Ce n’est que mon point de vue. Les délibérations des participants au colloque sur la prostitution qui a eu lieu à Ottawa à la fin du mois de janvier 2007 devraient éclairer le sujet abondamment. Mais je me dis que si on réussissait d’abord par notre force citoyenne à rendre entre nous tout-à-fait ridicule que des "pimps" ou proxénètes abusent de la sexualité des femmes, cela aurait un effet aussi important que les efforts militaires du Canada pour empoisonner ou éradiquer les plantations de pavot en Afghanistan. Faute de demandeurs, l’offre d’habitude s’éteint. Car, ce ne sont pas les jeunes femmes qui, un bon matin, rêvant de devenir de belles personnes dans les instances sociales et artistiques, se mettent d’elles-mêmes à organiser le commerce de la drogue qui tue.

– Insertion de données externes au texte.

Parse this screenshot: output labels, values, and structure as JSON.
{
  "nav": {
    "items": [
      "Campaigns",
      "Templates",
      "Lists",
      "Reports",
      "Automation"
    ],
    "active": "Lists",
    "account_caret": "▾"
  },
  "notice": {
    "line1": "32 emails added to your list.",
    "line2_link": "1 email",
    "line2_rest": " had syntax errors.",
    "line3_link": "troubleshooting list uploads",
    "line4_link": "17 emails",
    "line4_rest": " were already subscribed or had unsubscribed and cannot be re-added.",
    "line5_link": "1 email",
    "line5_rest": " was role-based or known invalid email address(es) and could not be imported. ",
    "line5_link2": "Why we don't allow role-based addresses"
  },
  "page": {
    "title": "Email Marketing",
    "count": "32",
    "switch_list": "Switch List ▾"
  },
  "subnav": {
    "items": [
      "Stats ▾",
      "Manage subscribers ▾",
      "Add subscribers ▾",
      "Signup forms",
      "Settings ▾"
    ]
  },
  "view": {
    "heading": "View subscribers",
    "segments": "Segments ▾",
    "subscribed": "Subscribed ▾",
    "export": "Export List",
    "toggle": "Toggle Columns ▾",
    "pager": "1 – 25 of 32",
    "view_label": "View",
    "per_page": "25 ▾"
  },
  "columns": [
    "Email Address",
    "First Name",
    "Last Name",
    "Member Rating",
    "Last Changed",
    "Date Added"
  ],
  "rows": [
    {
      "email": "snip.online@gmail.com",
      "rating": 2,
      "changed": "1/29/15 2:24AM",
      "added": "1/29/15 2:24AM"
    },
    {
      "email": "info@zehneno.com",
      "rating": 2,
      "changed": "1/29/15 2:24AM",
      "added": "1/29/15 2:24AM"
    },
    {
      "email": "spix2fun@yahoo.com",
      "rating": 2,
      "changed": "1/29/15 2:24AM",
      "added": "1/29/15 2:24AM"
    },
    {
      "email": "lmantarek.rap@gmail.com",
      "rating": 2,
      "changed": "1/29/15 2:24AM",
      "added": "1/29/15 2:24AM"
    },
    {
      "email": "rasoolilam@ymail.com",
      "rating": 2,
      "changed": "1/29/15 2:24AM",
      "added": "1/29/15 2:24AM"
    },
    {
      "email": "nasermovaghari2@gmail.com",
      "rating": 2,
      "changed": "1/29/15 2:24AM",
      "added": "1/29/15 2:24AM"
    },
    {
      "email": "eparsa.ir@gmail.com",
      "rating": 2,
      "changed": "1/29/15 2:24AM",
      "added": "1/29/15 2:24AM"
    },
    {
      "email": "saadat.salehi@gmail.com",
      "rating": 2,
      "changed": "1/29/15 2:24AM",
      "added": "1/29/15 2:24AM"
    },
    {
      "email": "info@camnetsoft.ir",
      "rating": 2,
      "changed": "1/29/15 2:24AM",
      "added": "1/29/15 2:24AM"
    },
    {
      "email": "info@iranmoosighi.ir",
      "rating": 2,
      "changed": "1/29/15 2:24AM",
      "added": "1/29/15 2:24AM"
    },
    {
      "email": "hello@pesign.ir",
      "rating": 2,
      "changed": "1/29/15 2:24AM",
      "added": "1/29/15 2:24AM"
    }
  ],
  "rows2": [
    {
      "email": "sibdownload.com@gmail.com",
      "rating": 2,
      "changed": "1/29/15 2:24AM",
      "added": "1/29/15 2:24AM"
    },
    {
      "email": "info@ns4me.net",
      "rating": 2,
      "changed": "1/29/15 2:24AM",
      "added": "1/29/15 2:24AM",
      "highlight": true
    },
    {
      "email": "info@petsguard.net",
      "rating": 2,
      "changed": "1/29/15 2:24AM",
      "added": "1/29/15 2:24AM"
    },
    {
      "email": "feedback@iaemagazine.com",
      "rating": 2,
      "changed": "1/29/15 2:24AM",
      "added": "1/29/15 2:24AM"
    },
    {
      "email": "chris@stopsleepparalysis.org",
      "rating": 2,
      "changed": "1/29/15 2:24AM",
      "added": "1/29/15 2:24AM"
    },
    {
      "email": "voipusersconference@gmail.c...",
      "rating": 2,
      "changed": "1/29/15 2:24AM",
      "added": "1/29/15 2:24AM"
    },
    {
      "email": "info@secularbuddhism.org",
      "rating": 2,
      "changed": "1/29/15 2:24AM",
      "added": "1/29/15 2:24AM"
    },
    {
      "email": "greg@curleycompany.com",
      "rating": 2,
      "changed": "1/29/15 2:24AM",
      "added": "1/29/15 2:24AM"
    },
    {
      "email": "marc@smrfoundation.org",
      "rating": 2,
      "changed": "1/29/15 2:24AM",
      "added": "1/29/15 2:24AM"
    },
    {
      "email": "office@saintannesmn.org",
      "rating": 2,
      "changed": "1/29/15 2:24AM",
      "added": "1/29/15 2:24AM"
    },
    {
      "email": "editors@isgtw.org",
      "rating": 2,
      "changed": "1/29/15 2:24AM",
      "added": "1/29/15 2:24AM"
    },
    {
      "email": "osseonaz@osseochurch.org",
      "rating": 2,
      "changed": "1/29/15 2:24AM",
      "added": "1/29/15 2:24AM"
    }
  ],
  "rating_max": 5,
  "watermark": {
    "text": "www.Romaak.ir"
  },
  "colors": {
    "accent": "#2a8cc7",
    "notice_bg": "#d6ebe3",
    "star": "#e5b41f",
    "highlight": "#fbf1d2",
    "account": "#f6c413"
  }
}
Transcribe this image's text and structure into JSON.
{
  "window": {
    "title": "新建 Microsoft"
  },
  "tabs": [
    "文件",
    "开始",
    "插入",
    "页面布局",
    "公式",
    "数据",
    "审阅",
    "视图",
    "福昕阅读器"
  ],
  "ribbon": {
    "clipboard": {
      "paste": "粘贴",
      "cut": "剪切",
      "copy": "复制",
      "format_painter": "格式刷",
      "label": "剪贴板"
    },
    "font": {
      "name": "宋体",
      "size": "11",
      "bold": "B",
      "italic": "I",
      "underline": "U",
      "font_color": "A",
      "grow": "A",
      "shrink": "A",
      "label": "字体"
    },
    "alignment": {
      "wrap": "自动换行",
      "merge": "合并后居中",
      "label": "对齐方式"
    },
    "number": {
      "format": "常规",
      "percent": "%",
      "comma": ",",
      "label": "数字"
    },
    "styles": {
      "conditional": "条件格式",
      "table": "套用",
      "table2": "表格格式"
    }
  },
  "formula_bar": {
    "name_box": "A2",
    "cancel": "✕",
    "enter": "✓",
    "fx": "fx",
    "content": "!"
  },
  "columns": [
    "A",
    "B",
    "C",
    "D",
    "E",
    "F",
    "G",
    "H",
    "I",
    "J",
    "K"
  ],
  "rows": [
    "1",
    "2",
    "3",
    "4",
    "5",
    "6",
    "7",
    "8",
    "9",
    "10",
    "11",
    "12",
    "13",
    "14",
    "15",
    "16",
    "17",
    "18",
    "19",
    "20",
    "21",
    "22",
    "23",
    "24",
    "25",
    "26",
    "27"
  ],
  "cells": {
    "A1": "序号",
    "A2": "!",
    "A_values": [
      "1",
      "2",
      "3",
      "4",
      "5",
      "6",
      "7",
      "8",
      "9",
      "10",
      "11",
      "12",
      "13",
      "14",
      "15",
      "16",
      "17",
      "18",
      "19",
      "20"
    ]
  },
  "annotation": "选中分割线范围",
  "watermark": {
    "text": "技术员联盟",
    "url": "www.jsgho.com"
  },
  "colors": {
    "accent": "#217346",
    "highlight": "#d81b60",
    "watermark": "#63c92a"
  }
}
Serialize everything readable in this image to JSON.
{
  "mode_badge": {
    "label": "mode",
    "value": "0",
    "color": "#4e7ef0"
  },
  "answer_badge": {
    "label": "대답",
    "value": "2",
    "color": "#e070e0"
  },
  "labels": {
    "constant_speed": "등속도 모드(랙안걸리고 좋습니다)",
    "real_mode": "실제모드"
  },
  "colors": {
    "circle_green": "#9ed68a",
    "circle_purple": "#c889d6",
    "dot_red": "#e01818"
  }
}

Proxénète n’est pas un métier, sinon il serait listé dans la CCDP, la Classification Canadienne Descriptive des Professions. Tout ce qu’on peut en dire, c’est que le proxénétisme serait un maillon d’opportunisme aveugle et sourd qui sait s’imposer entre deux souffrances que la société refuse d’entendre. Pendant ce temps, les milieux opportunistes en profitent pour laver et relaver à souhait des sommes d’argent astronomiques.

Et puisqu’il est question de souffrance, comme toute souffrance, j’imagine que ça se soigne. C’est ainsi qu’aurait pu choisir de se faire soigner le souffrant de Dawson ou le souffrant de la Polytechnique. Vous vous dites, le petit monsieur dérape... on parle ici prostitution et il parle fusillade. Je réponds : la violence a de multiples visages, de multiples scénarios, mais son fond est toujours le même, le fait d’une personne souffrante qui s’arroge plus ou moins consciemment des droits qu’elle ne reconnaît pas à l’autre tandis que l’autre personne souffre de ce déni au point d’en perdre la vie. Telle est, je crois, un aspect de la quête inlassable du féminisme : la pleine égalité d’accès pour les femmes aux droits et libertés. Pour qu’enfin, d’autres hommes et moi, et des femmes aussi, nous nous ouvrions encore davantage les yeux sur la réalité que nos codes sociaux cachés, inspirés par la peur, la lâcheté et la crainte de l’impuissance, imposent à l’autre moitié de l’humanité.

Mis en ligne sur Sisyphe, le 12 février 2007.